Nicki Minaj, uma rapper negra que foge deliberadamente do padrão corporal prescrito pela misoginia presente no rap, Rihanna, que foi vítima de violência doméstica e que, alguns anos depois, reatou com o seu agressor, o que também foi tomado com um escândalo e cujas conclusões devem seguir a mesma lógica que aqui é exposta, e, por fim, Miley, ainda que estejam servindo ao capitalismo, podem, de uma maneira controversa, estar efetivamente influenciando o comportamento de milhares de mulheres. Porque, em 2013, elas se colocam em uma posição da nudez, da exposição, da provocação (do corpo e da alma) para falar, tanto do amor - terreno tido como eminentemente feminino, uma vez que o masculino é/era apenas impulso sexual - como do carro que acabaram de comprar com o dinheiro delas, colocando o machismo, no chão. A igualdade aqui se opera não "de baixo para cima": as mulheres não estão, representadas por Miley e cia., buscando subir escadas numa escala social construída historicamente para alcançar equivalência com os homens. O movimento é natural: elas apenas estão em pé de igualdade. A mulher que fala de carro, fugindo da ideia padronizada de ser uma gostosona que figura no videoclipe como mera extensão do veículo, apenas mais um objeto de prazer do pênis, agora fala de suas propriedades - materiais e enquanto ser humano. Ela pode, ela trabalha, ela compra.

Contudo, esse pensamento ainda precisa ser sofisticado a ponto de impedir um deslize conceitual que outros experimentos musicais do gênero tentaram. Em "Irreplaceable", da Beyoncé, ela trata o seu poder econômico como uma forma de lidar com o recalque de um término de um relacionamento. Ela subjaz o seu recalque ao fato de ser detentoras de posses e expulsa o ex-par romântico de casa. Os versos "Rolling her around in the car that I bought you, baby, drop them keys, hurry up before your taxi leaves" apenas evidenciam a construção social de que a mulher é inocente e não pode ser traída, e coloca como única arma disponível o dinheiro. Em "Like a Boy", da Ciara, a presença do outro masculino também se torna fonte essencial de busca, não por superação, mas por equivalência. Constroi na música uma atmosfera em que a mulher pode fazer exatamente como o homem, que é fazer o parceiro romântico chorar, que é estar festejando às quatro da manhã. Em ambos os casos, o padrão perseguido é a figura masculina. É uma imitação barata do modus operandi masculino, e não uma (re)afirmação do conteúdo feminino.
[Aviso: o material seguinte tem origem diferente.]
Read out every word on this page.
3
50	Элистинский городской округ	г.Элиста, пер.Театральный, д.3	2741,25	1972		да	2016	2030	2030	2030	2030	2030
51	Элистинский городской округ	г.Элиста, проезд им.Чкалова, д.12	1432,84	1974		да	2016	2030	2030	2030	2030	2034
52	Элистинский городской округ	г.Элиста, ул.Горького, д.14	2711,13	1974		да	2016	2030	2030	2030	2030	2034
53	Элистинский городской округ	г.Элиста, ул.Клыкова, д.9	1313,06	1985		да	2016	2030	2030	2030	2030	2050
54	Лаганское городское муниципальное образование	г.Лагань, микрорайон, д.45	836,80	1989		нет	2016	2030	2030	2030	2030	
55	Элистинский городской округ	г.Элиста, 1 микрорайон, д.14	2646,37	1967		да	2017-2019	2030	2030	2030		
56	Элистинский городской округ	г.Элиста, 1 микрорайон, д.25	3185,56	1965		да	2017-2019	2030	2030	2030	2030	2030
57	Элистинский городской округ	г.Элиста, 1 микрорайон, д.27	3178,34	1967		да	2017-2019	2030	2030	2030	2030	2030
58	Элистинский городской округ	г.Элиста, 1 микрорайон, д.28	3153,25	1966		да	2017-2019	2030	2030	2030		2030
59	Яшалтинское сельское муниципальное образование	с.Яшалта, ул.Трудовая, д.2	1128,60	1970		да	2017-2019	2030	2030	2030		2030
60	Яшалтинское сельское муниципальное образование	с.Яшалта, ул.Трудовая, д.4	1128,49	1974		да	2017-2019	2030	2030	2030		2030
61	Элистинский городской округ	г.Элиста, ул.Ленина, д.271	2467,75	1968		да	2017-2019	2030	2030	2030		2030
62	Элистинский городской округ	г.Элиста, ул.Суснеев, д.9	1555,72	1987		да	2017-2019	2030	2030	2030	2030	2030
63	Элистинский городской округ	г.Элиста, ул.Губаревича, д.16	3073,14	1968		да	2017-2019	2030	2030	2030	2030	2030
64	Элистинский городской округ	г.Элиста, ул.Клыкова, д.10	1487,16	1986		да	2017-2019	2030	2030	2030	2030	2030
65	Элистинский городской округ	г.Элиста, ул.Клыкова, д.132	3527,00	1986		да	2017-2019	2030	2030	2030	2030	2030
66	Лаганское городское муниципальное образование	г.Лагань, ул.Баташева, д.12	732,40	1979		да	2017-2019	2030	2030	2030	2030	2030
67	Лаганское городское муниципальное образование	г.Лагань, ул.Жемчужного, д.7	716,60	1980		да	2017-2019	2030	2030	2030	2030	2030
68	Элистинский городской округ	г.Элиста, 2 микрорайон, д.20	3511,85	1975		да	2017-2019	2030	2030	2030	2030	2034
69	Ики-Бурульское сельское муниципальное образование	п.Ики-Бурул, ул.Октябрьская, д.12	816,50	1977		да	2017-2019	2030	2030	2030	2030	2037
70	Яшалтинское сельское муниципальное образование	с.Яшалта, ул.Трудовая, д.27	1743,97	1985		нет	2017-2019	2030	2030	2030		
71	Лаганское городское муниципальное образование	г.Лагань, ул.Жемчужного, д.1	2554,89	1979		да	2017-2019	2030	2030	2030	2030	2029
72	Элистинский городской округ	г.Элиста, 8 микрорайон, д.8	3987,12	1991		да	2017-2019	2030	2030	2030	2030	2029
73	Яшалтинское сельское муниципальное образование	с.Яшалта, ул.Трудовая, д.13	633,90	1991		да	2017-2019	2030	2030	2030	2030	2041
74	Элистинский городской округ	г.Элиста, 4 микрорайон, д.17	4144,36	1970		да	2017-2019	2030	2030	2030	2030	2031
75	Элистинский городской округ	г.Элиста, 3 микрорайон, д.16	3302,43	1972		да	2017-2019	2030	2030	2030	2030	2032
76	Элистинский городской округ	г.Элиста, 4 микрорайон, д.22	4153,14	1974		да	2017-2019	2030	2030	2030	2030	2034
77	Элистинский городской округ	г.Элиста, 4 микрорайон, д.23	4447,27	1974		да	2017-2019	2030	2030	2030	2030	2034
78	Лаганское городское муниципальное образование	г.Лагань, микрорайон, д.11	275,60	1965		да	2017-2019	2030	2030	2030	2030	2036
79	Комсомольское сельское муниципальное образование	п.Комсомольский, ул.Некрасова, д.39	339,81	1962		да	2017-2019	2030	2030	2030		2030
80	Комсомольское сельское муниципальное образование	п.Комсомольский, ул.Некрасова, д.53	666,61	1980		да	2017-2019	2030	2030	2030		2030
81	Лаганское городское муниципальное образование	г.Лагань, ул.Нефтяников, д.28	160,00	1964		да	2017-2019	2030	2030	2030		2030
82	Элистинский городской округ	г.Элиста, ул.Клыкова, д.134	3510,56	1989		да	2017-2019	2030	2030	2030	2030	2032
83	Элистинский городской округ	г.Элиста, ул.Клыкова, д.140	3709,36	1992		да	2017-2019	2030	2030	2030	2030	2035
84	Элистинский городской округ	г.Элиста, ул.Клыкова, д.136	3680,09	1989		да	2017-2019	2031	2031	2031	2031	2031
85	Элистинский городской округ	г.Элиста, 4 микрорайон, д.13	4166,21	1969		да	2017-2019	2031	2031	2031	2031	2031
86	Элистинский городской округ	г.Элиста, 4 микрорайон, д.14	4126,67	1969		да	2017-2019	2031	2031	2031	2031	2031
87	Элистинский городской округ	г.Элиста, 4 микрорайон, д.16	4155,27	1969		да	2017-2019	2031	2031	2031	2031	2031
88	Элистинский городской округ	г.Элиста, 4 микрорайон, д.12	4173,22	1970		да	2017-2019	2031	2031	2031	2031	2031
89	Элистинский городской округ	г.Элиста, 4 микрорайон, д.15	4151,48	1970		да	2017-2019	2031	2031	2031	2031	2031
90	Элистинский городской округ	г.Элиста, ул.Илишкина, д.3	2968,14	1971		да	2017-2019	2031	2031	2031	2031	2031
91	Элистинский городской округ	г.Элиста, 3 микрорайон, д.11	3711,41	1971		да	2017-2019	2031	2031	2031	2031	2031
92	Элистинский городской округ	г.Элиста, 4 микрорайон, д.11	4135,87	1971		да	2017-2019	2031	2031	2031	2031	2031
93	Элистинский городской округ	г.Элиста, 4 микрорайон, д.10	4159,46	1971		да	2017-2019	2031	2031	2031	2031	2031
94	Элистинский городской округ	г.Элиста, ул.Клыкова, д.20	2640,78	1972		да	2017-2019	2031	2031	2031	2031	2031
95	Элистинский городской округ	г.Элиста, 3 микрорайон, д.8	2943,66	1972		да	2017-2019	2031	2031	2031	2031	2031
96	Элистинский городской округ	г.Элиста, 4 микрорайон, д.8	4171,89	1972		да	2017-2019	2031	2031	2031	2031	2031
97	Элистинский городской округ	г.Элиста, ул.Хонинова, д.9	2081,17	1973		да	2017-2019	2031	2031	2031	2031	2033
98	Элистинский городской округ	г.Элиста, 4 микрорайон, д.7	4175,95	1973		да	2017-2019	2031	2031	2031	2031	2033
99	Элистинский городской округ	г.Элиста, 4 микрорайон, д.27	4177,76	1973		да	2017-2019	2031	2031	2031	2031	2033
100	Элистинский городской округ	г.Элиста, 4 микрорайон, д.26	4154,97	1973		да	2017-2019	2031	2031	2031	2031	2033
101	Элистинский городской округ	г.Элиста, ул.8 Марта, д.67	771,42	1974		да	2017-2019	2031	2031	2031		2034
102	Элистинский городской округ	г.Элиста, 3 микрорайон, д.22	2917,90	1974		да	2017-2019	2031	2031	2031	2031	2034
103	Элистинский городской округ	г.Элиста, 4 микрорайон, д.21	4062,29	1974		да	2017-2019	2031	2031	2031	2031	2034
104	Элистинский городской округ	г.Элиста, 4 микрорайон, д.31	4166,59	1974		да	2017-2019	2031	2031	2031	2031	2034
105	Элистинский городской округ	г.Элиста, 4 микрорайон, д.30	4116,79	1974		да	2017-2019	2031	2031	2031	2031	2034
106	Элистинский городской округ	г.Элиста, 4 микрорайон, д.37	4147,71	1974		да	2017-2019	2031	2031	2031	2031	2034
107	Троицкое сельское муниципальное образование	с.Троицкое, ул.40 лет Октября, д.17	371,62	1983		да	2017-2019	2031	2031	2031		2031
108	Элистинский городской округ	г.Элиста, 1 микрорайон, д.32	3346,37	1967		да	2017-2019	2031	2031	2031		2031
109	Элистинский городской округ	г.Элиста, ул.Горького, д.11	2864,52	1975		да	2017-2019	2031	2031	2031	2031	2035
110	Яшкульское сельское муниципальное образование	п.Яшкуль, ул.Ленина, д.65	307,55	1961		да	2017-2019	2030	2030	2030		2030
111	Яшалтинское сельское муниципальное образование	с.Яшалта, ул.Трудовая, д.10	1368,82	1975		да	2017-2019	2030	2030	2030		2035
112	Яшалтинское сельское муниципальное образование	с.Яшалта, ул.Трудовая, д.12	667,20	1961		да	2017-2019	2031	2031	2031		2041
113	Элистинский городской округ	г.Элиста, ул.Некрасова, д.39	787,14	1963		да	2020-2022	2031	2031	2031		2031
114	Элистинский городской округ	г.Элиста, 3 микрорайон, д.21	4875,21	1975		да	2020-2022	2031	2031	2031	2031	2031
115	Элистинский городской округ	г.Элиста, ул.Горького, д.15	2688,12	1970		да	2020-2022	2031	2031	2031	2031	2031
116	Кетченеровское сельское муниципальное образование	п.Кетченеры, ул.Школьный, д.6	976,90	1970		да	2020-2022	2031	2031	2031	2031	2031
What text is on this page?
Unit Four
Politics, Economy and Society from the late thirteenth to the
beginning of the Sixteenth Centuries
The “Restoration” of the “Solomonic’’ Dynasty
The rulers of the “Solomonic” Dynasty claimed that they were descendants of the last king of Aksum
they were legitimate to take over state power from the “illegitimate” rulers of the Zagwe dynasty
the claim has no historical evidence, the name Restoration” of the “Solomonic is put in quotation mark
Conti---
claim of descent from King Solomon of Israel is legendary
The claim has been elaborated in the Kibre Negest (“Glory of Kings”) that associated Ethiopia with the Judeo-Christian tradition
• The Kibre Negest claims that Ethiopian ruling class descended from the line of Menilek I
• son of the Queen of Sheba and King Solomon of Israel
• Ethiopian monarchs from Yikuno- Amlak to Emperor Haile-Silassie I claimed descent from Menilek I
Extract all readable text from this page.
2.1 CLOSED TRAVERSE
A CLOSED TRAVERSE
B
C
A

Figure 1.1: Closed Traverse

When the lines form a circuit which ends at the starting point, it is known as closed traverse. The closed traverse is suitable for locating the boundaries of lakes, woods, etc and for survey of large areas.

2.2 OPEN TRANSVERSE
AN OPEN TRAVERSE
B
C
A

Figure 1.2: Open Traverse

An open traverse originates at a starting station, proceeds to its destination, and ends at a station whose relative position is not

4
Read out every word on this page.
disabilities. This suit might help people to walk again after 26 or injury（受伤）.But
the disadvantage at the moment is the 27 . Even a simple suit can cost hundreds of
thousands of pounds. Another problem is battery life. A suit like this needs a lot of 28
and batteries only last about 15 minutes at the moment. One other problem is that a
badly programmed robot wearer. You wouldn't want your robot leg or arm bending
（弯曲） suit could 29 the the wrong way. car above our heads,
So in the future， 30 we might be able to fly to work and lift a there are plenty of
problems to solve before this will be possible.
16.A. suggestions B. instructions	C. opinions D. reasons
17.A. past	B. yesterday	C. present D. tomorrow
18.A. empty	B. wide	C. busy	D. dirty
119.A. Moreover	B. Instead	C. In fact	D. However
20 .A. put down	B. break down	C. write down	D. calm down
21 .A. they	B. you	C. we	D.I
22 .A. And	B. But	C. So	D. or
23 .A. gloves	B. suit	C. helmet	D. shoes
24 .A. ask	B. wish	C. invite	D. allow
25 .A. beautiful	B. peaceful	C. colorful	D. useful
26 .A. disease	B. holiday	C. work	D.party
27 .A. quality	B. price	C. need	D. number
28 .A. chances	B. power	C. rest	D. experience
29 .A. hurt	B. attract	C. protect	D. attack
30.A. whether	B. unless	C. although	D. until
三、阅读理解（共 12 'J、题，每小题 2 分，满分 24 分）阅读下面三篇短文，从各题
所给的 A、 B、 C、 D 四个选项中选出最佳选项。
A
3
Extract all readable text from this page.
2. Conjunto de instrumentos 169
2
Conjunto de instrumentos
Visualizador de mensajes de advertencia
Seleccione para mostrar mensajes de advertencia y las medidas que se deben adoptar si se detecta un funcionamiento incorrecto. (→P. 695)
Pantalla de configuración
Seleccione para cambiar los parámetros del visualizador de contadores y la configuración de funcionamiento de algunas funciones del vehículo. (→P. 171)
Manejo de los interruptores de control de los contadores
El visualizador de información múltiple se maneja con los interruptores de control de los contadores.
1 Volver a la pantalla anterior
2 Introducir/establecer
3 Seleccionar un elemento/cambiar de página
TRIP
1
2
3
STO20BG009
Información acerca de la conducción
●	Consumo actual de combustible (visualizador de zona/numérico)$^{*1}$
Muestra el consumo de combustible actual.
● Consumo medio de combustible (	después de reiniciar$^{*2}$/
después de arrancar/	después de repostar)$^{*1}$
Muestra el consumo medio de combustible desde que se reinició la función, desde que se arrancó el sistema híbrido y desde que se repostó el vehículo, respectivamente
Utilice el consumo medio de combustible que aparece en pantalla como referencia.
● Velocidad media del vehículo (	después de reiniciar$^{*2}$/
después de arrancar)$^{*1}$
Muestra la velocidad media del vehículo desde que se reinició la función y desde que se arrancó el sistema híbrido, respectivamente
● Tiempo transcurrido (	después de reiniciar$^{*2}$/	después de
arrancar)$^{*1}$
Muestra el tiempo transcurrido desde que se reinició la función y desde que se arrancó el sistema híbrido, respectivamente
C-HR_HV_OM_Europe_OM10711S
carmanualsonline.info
Então, a sensibilidade que deve permear o raciocínio, ao tratar de assuntos como a performance de Miley Cyrus é a de diferenciar, no conteúdo do mainstream, a exaltação do feminino enquanto celebração da igualdade efetiva, da mera utilização de elementos misóginos (como a "perfeição corporal" e a ostentação econômica) como forma de reagir à opressão masculina. Sem essa precaução, corremos o risco de cair na mesmice da condenação vazia, e, inevitalmente, da reprodução dos padrões machistas que contaminam a sociedade.